CLI (ody)
ody is the Odyhook command-line tool. It streams live events to your local machine and sends test webhooks without leaving the terminal.
Install & authenticate
ody authenticates with an ody_ API token. Mint one at Settings → API Tokens in the dashboard, then export it so the CLI can read it:
export ODY_TOKEN="ody_…"The same tokens authenticate the REST API and the MCP server.
ody listen
ody listen opens a Server-Sent Events stream of a source's events and POSTs each one to a local URL — the easiest way to develop a webhook handler against real traffic:
ody listen --source gh-prod --forward http://localhost:3000/webhook --since 1hThe stream stays open and forwards events as they arrive. If the connection drops, ody reconnects and backfills any events you missed while disconnected, so nothing is lost. --since 1h replays recent events on connect, which is handy when you start the listener after the webhook already fired.
ody trigger
ody trigger sends a payload to a source's ingest URL. The body can come from a file, from stdin, from an existing event, or from an AI-generated description:
# From a file, with a custom header
ody trigger gh-prod --data @payload.json --header "X-GitHub-Event: push"
# From stdin
echo '{"hello":"world"}' | ody trigger gh-prod --data -
# Replay a stored event by id
ody trigger gh-prod --replay evt_abc123
# AI-generate a realistic payload from a description
ody trigger gh-prod --generate "a GitHub pull_request opened event"

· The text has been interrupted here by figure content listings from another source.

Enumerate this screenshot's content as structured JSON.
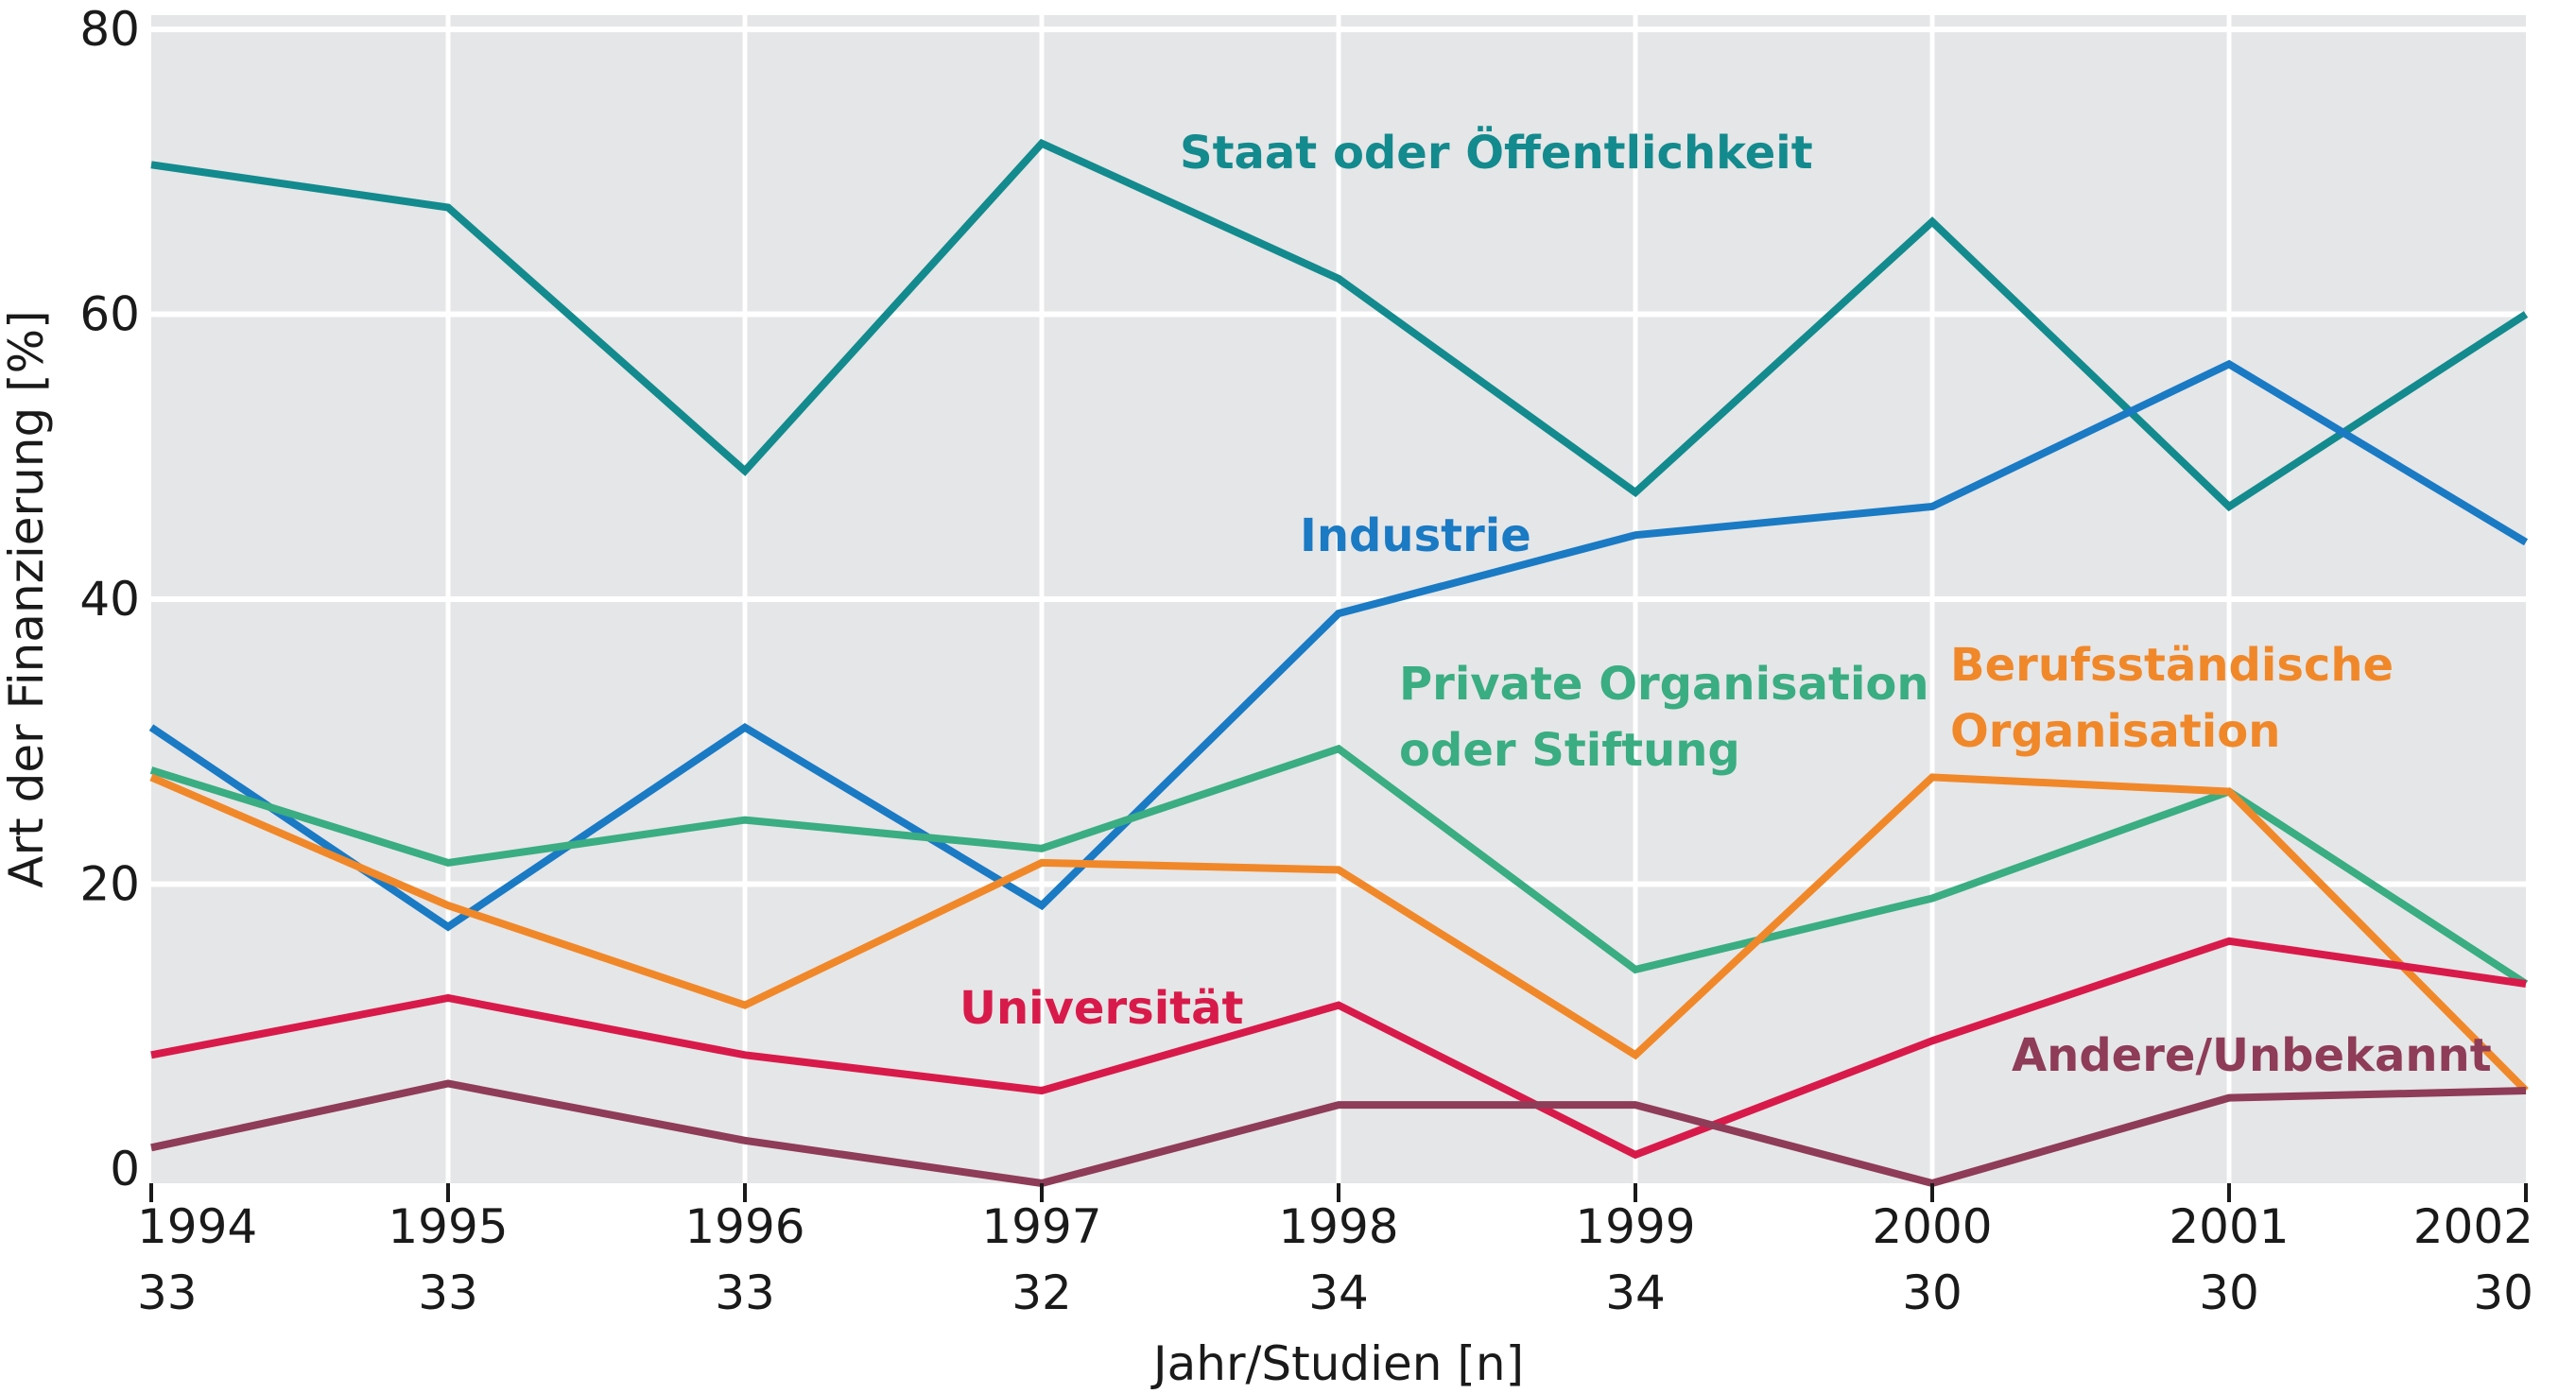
{
  "chart_data": {
    "type": "line",
    "title": "",
    "xlabel": "Jahr/Studien [n]",
    "ylabel": "Art der Finanzierung [%]",
    "ylim": [
      -1,
      81
    ],
    "yticks": [
      0,
      20,
      40,
      60,
      80
    ],
    "grid": "horizontal",
    "categories": [
      "1994",
      "1995",
      "1996",
      "1997",
      "1998",
      "1999",
      "2000",
      "2001",
      "2002"
    ],
    "studies_n": [
      "33",
      "33",
      "33",
      "32",
      "34",
      "34",
      "30",
      "30",
      "30"
    ],
    "series": [
      {
        "name": "Staat oder Öffentlichkeit",
        "color": "#138a8e",
        "values": [
          70.5,
          67.5,
          49,
          72,
          62.5,
          47.5,
          66.5,
          46.5,
          60
        ]
      },
      {
        "name": "Industrie",
        "color": "#1a7ac4",
        "values": [
          31,
          17,
          31,
          18.5,
          39,
          44.5,
          46.5,
          56.5,
          44
        ]
      },
      {
        "name": "Private Organisation oder Stiftung",
        "color": "#3aad82",
        "values": [
          28,
          21.5,
          24.5,
          22.5,
          29.5,
          14,
          19,
          26.5,
          13
        ]
      },
      {
        "name": "Berufsständische Organisation",
        "color": "#f0882a",
        "values": [
          27.5,
          18.5,
          11.5,
          21.5,
          21,
          8,
          27.5,
          26.5,
          5.5
        ]
      },
      {
        "name": "Universität",
        "color": "#d81a4a",
        "values": [
          8,
          12,
          8,
          5.5,
          11.5,
          1,
          9,
          16,
          13
        ]
      },
      {
        "name": "Andere/Unbekannt",
        "color": "#8e3c58",
        "values": [
          1.5,
          6,
          2,
          -1,
          4.5,
          4.5,
          -1,
          5,
          5.5
        ]
      }
    ]
  }
}
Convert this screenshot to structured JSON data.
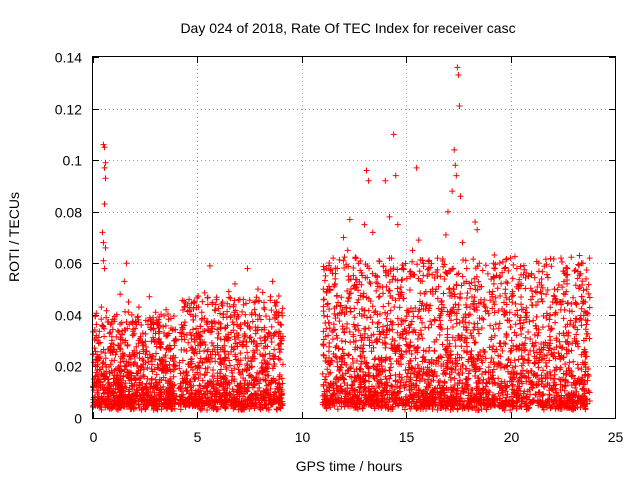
{
  "chart_data": {
    "type": "scatter",
    "title": "Day 024 of 2018, Rate Of TEC Index for receiver casc",
    "xlabel": "GPS time / hours",
    "ylabel": "ROTI / TECUs",
    "xlim": [
      0,
      25
    ],
    "ylim": [
      0,
      0.14
    ],
    "xticks": [
      0,
      5,
      10,
      15,
      20,
      25
    ],
    "xtick_labels": [
      "0",
      "5",
      "10",
      "15",
      "20",
      "25"
    ],
    "yticks": [
      0,
      0.02,
      0.04,
      0.06,
      0.08,
      0.1,
      0.12,
      0.14
    ],
    "ytick_labels": [
      "0",
      "0.02",
      "0.04",
      "0.06",
      "0.08",
      "0.1",
      "0.12",
      "0.14"
    ],
    "grid": true,
    "marker": "+",
    "marker_color": "#ff0000",
    "series": [
      {
        "name": "ROTI",
        "points": [
          [
            0.5,
            0.106
          ],
          [
            0.55,
            0.105
          ],
          [
            0.6,
            0.099
          ],
          [
            0.55,
            0.097
          ],
          [
            0.6,
            0.093
          ],
          [
            0.55,
            0.083
          ],
          [
            0.45,
            0.072
          ],
          [
            0.5,
            0.068
          ],
          [
            0.6,
            0.066
          ],
          [
            0.5,
            0.061
          ],
          [
            0.55,
            0.058
          ],
          [
            0.4,
            0.043
          ],
          [
            0.2,
            0.03
          ],
          [
            1.3,
            0.048
          ],
          [
            1.6,
            0.06
          ],
          [
            1.5,
            0.053
          ],
          [
            1.7,
            0.045
          ],
          [
            2.2,
            0.043
          ],
          [
            2.7,
            0.047
          ],
          [
            3.0,
            0.041
          ],
          [
            3.5,
            0.042
          ],
          [
            4.6,
            0.046
          ],
          [
            4.8,
            0.038
          ],
          [
            5.5,
            0.044
          ],
          [
            5.6,
            0.059
          ],
          [
            6.5,
            0.049
          ],
          [
            6.8,
            0.052
          ],
          [
            7.2,
            0.046
          ],
          [
            7.4,
            0.058
          ],
          [
            7.9,
            0.05
          ],
          [
            8.5,
            0.047
          ],
          [
            8.6,
            0.053
          ],
          [
            8.9,
            0.041
          ],
          [
            11.5,
            0.062
          ],
          [
            11.7,
            0.058
          ],
          [
            11.6,
            0.052
          ],
          [
            12.0,
            0.07
          ],
          [
            12.3,
            0.077
          ],
          [
            12.2,
            0.065
          ],
          [
            12.6,
            0.062
          ],
          [
            13.0,
            0.075
          ],
          [
            13.1,
            0.096
          ],
          [
            13.2,
            0.092
          ],
          [
            13.4,
            0.072
          ],
          [
            13.6,
            0.055
          ],
          [
            14.0,
            0.092
          ],
          [
            14.2,
            0.078
          ],
          [
            14.3,
            0.062
          ],
          [
            14.4,
            0.11
          ],
          [
            14.5,
            0.094
          ],
          [
            14.6,
            0.075
          ],
          [
            14.8,
            0.058
          ],
          [
            15.3,
            0.065
          ],
          [
            15.6,
            0.069
          ],
          [
            15.5,
            0.097
          ],
          [
            16.5,
            0.062
          ],
          [
            16.9,
            0.071
          ],
          [
            17.0,
            0.08
          ],
          [
            17.2,
            0.088
          ],
          [
            17.3,
            0.104
          ],
          [
            17.35,
            0.098
          ],
          [
            17.4,
            0.094
          ],
          [
            17.45,
            0.136
          ],
          [
            17.5,
            0.133
          ],
          [
            17.55,
            0.121
          ],
          [
            17.6,
            0.086
          ],
          [
            17.7,
            0.068
          ],
          [
            17.9,
            0.058
          ],
          [
            18.3,
            0.076
          ],
          [
            18.4,
            0.073
          ],
          [
            18.5,
            0.06
          ],
          [
            19.2,
            0.052
          ],
          [
            19.5,
            0.055
          ],
          [
            19.7,
            0.058
          ],
          [
            20.0,
            0.062
          ],
          [
            20.3,
            0.058
          ],
          [
            20.5,
            0.052
          ],
          [
            21.0,
            0.056
          ],
          [
            21.2,
            0.049
          ],
          [
            21.7,
            0.048
          ],
          [
            22.1,
            0.05
          ],
          [
            22.4,
            0.045
          ],
          [
            23.3,
            0.063
          ],
          [
            23.4,
            0.06
          ],
          [
            23.4,
            0.047
          ],
          [
            23.5,
            0.045
          ],
          [
            23.6,
            0.038
          ]
        ],
        "density_segments": [
          {
            "x": [
              0.0,
              4.0
            ],
            "y_low": 0.003,
            "y_high_max": 0.038,
            "count": 900
          },
          {
            "x": [
              4.1,
              9.1
            ],
            "y_low": 0.003,
            "y_high_max": 0.045,
            "count": 1000
          },
          {
            "x": [
              11.0,
              23.8
            ],
            "y_low": 0.003,
            "y_high_max": 0.06,
            "count": 2600
          }
        ]
      }
    ]
  }
}
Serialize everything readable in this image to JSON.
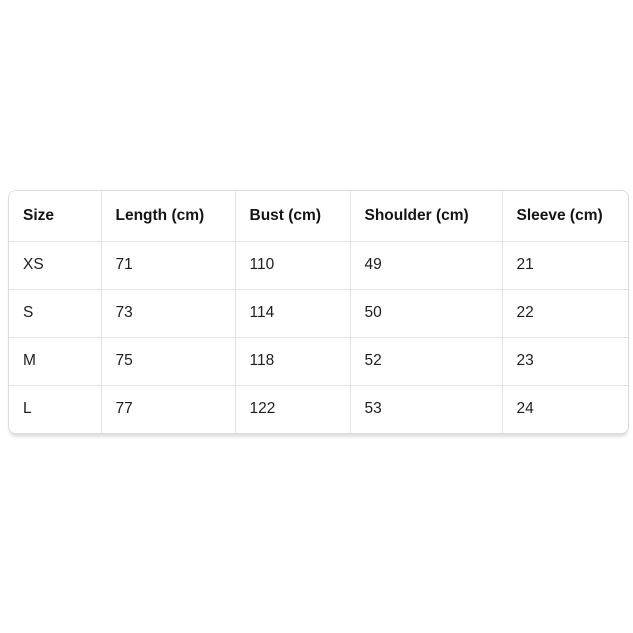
{
  "page": {
    "background_color": "#ffffff",
    "card_border_color": "#dcdcdc",
    "grid_line_color": "#e3e3e6",
    "text_color": "#1d1d1f",
    "header_text_color": "#141414"
  },
  "chart_data": {
    "type": "table",
    "title": "",
    "columns": [
      "Size",
      "Length (cm)",
      "Bust (cm)",
      "Shoulder (cm)",
      "Sleeve (cm)"
    ],
    "rows": [
      [
        "XS",
        "71",
        "110",
        "49",
        "21"
      ],
      [
        "S",
        "73",
        "114",
        "50",
        "22"
      ],
      [
        "M",
        "75",
        "118",
        "52",
        "23"
      ],
      [
        "L",
        "77",
        "122",
        "53",
        "24"
      ]
    ]
  }
}
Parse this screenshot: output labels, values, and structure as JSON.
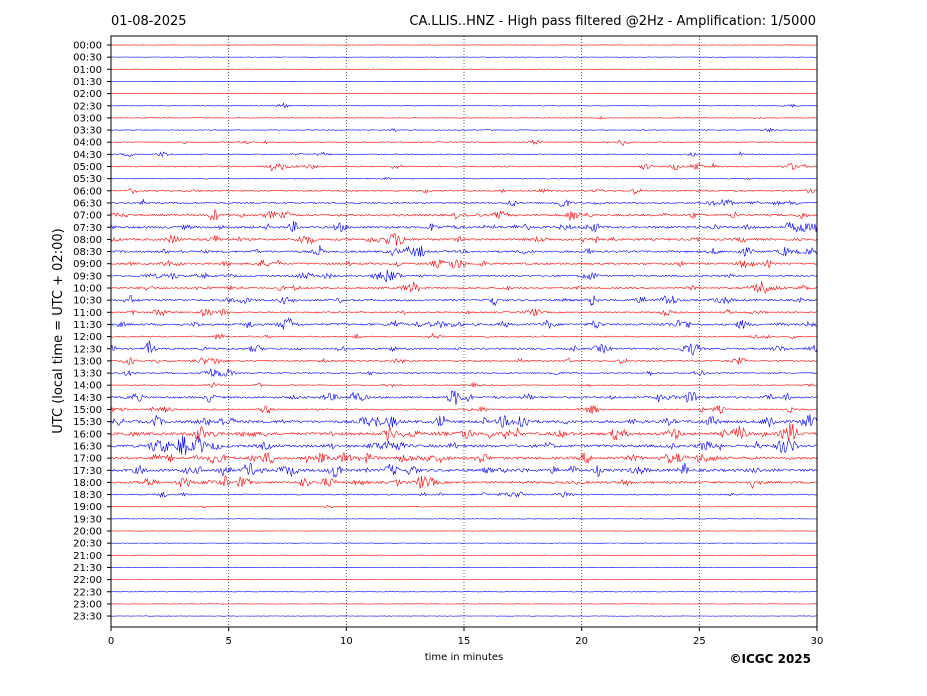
{
  "chart_data": {
    "type": "line",
    "title_left": "01-08-2025",
    "title_right": "CA.LLIS..HNZ - High pass filtered @2Hz - Amplification: 1/5000",
    "xlabel": "time in minutes",
    "ylabel": "UTC (local time = UTC + 02:00)",
    "xlim": [
      0,
      30
    ],
    "x_ticks": [
      0,
      5,
      10,
      15,
      20,
      25,
      30
    ],
    "x_grid": "dotted",
    "rows": [
      "00:00",
      "00:30",
      "01:00",
      "01:30",
      "02:00",
      "02:30",
      "03:00",
      "03:30",
      "04:00",
      "04:30",
      "05:00",
      "05:30",
      "06:00",
      "06:30",
      "07:00",
      "07:30",
      "08:00",
      "08:30",
      "09:00",
      "09:30",
      "10:00",
      "10:30",
      "11:00",
      "11:30",
      "12:00",
      "12:30",
      "13:00",
      "13:30",
      "14:00",
      "14:30",
      "15:00",
      "15:30",
      "16:00",
      "16:30",
      "17:00",
      "17:30",
      "18:00",
      "18:30",
      "19:00",
      "19:30",
      "20:00",
      "20:30",
      "21:00",
      "21:30",
      "22:00",
      "22:30",
      "23:00",
      "23:30"
    ],
    "row_colors": [
      "#ff0000",
      "#0000ff"
    ],
    "activity": [
      0,
      0,
      0,
      0,
      0,
      0.5,
      0.5,
      1,
      2,
      2,
      3,
      1,
      3,
      4,
      6,
      7,
      7,
      6,
      6,
      5,
      5,
      6,
      4,
      6,
      3,
      5,
      4,
      3,
      2,
      6,
      4,
      9,
      9,
      9,
      9,
      9,
      7,
      3,
      0.5,
      0,
      0,
      0,
      0,
      0,
      0,
      0,
      0,
      0
    ],
    "events": [
      {
        "row": "02:30",
        "t": 28.9,
        "amp": 0.25
      },
      {
        "row": "03:30",
        "t": 28,
        "amp": 0.25
      },
      {
        "row": "05:00",
        "t": 6.9,
        "amp": 0.6
      },
      {
        "row": "05:00",
        "t": 22.7,
        "amp": 0.4
      },
      {
        "row": "05:00",
        "t": 24.9,
        "amp": 0.6
      },
      {
        "row": "09:30",
        "t": 2.6,
        "amp": 0.5
      },
      {
        "row": "10:00",
        "t": 27.7,
        "amp": 1.2
      },
      {
        "row": "11:30",
        "t": 18.6,
        "amp": 0.6
      },
      {
        "row": "11:30",
        "t": 20.6,
        "amp": 0.6
      },
      {
        "row": "11:30",
        "t": 24.2,
        "amp": 0.6
      },
      {
        "row": "11:30",
        "t": 26.8,
        "amp": 0.6
      },
      {
        "row": "12:30",
        "t": 24.8,
        "amp": 0.6
      },
      {
        "row": "14:30",
        "t": 14.7,
        "amp": 0.8
      },
      {
        "row": "15:00",
        "t": 6.6,
        "amp": 0.6
      },
      {
        "row": "16:00",
        "t": 28.9,
        "amp": 0.9
      }
    ],
    "copyright": "©ICGC 2025"
  }
}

# Preview without actually sending
ody trigger gh-prod --data @payload.json --dry-run--dry-run prints what would be sent without delivering it. --generate uses your configured LLM provider key (Anthropic, OpenAI, Google, or OpenRouter — see AI features) and produces a payload grounded on recent events for the source; the CLI then delivers it through the normal ingest path.